D’où sans doute la transformation de l’anorexie en un « mode de vie » par les sites qui en font la promotion. Ce n’est pas tant une pathologie qu’une identité qui s’exprime au travers d’une pratique culturelle bien particulière. Cela est particulièrement inquiétant : l’anorexie apparaît comme une ressource positive pour celles et ceux qui y ont recours, participant à leur estime de soi. Loin d’être un comportement autodestructeur, frappant des jeunes filles mal dans leur peau et dépressive, il s’agit au contraire d’une phase « constructive », qui en vient à être destructive de façon presque involontaire. Les anorexiques connaissent souvent très bien les séquelles et les risques qu’elles encourent : mais elles les assument en raison du plaisir qu’elles retirent de cette pratique. Le soin en est alors d’autant plus difficile.

La troisième phase consiste à l’étiquetage proprement dit : un « alerteur », la plupart du temps un proche, indique que « quelque chose ne va pas ». Les pratiques jusque là considérées comme normales deviennent alors déviantes, parce que l’anorexique « va trop loin », « ne sait plus s’arrêter ». L’étiquette « anorexique » est alors accolée à la personne, qui peut essayer de la refuser, en dissimulant ces comportements, ce qui entraîne généralement une surveillance accrue de la part du réseau des proches.

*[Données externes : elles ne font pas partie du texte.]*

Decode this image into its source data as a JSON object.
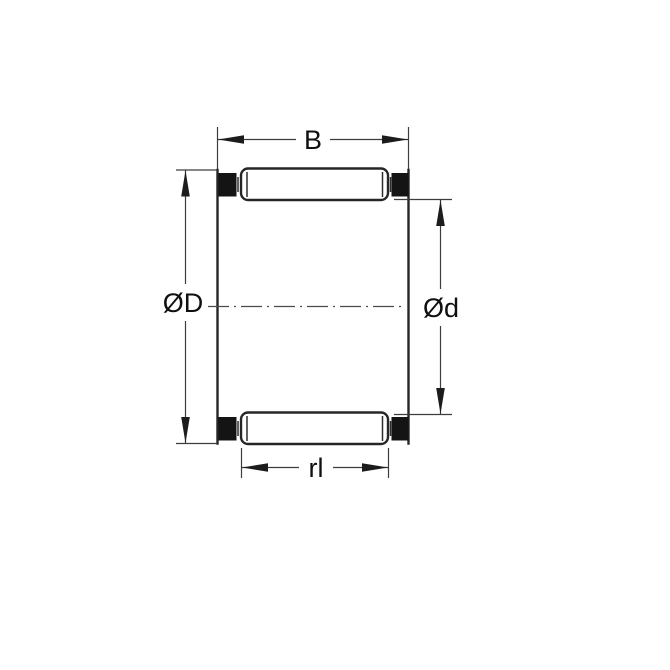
{
  "diagram": {
    "type": "technical-drawing",
    "subject": "needle-roller-and-cage-bearing-cross-section",
    "labels": {
      "width": "B",
      "outer_diameter": "ØD",
      "inner_diameter": "Ød",
      "roller_length": "rl"
    },
    "colors": {
      "background": "#ffffff",
      "object_line": "#262626",
      "dimension_line": "#3d3d3d",
      "cage_section_fill": "#141414",
      "label_text": "#101010"
    }
  }
}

Enfin, quatrième phase, la sortie de la carrière : celle-ci se fait par l’hospitalisation. Il s’agit alors pour l’institution médicale de remplacer la conception que la malade a d’elle-même par celle que lui est proposé par le corps médical. Il faut qu’elle réinterprète ses comportements en tant que symptôme d’une pathologie à soigner. On a alors un nouveau phénomène de socialisation secondaire, prodiguée ici par une institution particulière : remplacer les dispositions anorexiques par de nouvelles dispositions. Celui-ci aboutira à une nouvelle prise en main de soi, un nouveau contrôle de son corps et de sa personne, s’appuyant sur le refus des comportements précédemment incorporés.

J’espère que ces quelques commentaires auront suffit à montrer l’intérêt de la sociologie sur un sujet où elle n’est pas facilement convoquée. C’est là, depuis les travaux de Erving Goffman (Asiles, 1961), une des voies fécondes de recherche : explorer l’expérience de ceux que la société considère comme déviant ou anormaux. Non pas dans le but de légitimer ou d’expliquer leurs pratiques, mais pour en donner une pleine connaissance, une meilleure compréhension, qui fait l’utilité de cette discipline.

[1] Je ne me livre pas, ici, à un compte-rendu de lecture, mais plutôt à un commentaire appuyé sur l’ouvrage en question. Je reste seul responsable de ce qui est avancé ici.